L’écart des salaires entre les hommes et les femmes, toujours très sensible, semble stable depuis quelques années, comme bloqué par un obstacle invisible. S’il avait régulièrement diminué depuis les années 70 et les premières lois sur l’égalité professionnelle, il stagne depuis les années 2000 voire régresse dans certains secteurs.

Des inégalités persistantes

Dans une approche globale, on compare souvent les salaires mensuels observés et on s’accorde sur une différence de l’ordre de 25% entre les rémunérations des hommes et des femmes. Mais cette approche ne tient pas compte des secteurs d’emploi différenciés, des postes occupés et de la durée du travail. Près de 30% des femmes travaillent à temps partiel pour à peine 5% des hommes. Les femmes accèdent encore difficilement aux postes de responsabilité surtout lorsqu’il s’agit des plus rémunérateurs. Enfin, le rapport Guégot sur la situation de la fonction publique dans ce domaine montre que les inégalités, surtout dans la haute fonction publique, sont aussi importantes que dans le secteur privé.

Pas de surprise donc, les postes occupés par les femmes étant moins qualifiés, il est « normal » que leur salaire soit moindre. Evidemment il est également normal de gagner moins quand on travaille à temps partiel. La démonstration pourrait s’arrêter là et satisfaire ceux qui considèrent ce débat accessoire. N’en déplaise à ces derniers, l’explication n’est pas si simple. Les travaux des chercheurs (par exemple ceux de Dominique Meurs et Sophie Pontieux) montrent que si l’on neutralise toutes ces différences (nature des emplois, postes occupés, temps de travail) pour ne comparer que des cohortes d’hommes et de femmes à travail équivalent, alors l’écart est certes moindre mais demeure. Il est de l’ordre de 5% à 7% et cet écart « ajusté », toujours défavorable aux femmes, est lui aussi stable depuis des décennies malgré les mesures prises en faveur de l’égalité professionnelle.

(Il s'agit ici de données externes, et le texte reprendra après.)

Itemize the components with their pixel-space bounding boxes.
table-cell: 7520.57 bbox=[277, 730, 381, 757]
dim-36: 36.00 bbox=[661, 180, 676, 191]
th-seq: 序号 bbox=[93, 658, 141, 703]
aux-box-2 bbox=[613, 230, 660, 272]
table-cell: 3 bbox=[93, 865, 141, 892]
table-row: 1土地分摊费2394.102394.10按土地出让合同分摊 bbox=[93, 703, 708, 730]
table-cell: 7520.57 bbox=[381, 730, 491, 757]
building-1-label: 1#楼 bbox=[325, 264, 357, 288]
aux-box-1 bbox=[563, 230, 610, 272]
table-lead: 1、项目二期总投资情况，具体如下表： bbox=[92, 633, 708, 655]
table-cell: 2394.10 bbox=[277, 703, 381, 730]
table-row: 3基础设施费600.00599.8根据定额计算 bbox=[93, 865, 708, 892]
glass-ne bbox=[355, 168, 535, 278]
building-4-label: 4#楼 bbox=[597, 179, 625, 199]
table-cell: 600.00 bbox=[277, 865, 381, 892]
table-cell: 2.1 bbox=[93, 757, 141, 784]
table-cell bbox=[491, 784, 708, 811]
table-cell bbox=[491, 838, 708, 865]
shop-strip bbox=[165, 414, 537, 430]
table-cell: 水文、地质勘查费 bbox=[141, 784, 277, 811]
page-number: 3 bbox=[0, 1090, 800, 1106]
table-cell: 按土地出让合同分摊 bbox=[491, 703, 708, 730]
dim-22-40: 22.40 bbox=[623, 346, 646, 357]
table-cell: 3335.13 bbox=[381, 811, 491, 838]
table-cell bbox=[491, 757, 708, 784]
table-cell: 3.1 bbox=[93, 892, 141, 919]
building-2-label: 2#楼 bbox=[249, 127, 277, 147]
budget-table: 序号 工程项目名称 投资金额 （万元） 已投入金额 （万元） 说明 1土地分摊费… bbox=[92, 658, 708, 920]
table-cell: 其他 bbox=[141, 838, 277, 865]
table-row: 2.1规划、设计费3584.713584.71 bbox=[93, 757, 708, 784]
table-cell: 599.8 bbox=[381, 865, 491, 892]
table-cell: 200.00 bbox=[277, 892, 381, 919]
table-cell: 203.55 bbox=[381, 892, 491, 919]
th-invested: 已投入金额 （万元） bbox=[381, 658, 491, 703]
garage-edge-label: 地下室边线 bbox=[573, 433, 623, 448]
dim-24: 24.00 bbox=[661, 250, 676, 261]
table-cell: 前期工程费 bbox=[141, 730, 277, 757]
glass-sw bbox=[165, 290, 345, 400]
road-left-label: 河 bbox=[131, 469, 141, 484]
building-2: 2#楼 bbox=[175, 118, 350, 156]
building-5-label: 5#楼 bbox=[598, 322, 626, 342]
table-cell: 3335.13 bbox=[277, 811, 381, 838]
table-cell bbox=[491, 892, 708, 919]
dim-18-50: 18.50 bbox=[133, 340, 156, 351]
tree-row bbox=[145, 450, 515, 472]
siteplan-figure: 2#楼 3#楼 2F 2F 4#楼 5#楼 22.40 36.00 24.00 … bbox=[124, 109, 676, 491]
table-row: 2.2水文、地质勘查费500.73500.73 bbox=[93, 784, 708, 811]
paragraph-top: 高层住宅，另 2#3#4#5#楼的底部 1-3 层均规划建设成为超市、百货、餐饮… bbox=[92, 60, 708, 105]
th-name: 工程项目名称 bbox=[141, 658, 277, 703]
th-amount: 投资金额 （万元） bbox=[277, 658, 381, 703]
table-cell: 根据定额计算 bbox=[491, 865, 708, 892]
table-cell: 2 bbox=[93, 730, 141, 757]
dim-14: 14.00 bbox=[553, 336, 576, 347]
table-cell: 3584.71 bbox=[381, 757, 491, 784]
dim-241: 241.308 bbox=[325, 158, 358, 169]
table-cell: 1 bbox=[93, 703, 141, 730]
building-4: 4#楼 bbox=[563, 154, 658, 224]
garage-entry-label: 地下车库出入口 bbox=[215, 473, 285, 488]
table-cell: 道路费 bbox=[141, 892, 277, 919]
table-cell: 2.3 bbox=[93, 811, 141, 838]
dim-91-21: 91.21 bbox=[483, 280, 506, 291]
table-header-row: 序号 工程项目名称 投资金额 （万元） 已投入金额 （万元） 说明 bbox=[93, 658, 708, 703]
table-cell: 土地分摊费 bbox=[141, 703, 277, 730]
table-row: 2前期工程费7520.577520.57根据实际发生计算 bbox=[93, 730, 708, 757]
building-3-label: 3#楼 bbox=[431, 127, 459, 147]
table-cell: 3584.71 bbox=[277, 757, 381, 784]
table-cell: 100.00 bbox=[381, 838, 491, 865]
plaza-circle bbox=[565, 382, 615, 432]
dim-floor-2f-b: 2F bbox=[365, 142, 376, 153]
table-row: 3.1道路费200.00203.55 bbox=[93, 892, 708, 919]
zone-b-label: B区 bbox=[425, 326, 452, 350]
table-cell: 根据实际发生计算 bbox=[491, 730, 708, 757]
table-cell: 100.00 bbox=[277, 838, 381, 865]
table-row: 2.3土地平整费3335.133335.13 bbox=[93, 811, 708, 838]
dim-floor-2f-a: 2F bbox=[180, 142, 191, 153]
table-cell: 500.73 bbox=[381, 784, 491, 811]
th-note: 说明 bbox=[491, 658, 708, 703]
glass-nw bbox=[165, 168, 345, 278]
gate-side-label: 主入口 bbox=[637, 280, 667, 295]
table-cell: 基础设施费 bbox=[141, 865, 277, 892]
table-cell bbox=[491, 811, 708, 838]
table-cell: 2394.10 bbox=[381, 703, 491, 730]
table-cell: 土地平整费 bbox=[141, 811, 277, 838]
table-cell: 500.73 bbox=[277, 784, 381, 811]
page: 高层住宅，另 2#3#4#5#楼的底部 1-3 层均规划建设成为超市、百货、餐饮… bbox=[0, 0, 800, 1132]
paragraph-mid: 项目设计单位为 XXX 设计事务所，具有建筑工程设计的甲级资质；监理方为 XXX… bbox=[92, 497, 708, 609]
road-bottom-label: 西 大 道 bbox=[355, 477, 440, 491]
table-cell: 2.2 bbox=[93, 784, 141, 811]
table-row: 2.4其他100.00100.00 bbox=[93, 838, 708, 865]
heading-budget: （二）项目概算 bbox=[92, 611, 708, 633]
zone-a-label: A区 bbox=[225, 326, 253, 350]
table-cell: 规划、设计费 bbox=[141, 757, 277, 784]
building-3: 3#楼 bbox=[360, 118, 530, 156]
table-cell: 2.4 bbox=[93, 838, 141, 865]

Des inégalités qui s’expliquent, mais restent injustes

Les lois et les accords « égalité professionnelle » qui s’appliquent en entreprises visent essentiellement à corriger ce dernier écart évoqué ; ce sont d’abord à ces inégalités à postes et travail équivalents, plus facilement observables, que s’attaquent les partenaires sociaux. A supposer que les accords d’entreprise, normalement obligatoires, portent leurs fruits, cet écart de 5 à 7% tendrait à disparaître, mais celui qui résulte des situations et des carrières professionnelles différenciées, écart de l’ordre de 18%, pourrait encore perdurer longtemps.

On pourrait considérer que « toutes choses égales par ailleurs », il n’y aurait plus de discrimination observable mais pour autant les femmes auront globalement toujours nettement moins de revenus et donc des retraites également nettement plus faibles. Pour reprendre les propos de Dominique Meurs (Alternatives Economiques, hors série N°51- sept 2011) : « une inégalité est-elle acceptable parce qu’elle est explicable ? ».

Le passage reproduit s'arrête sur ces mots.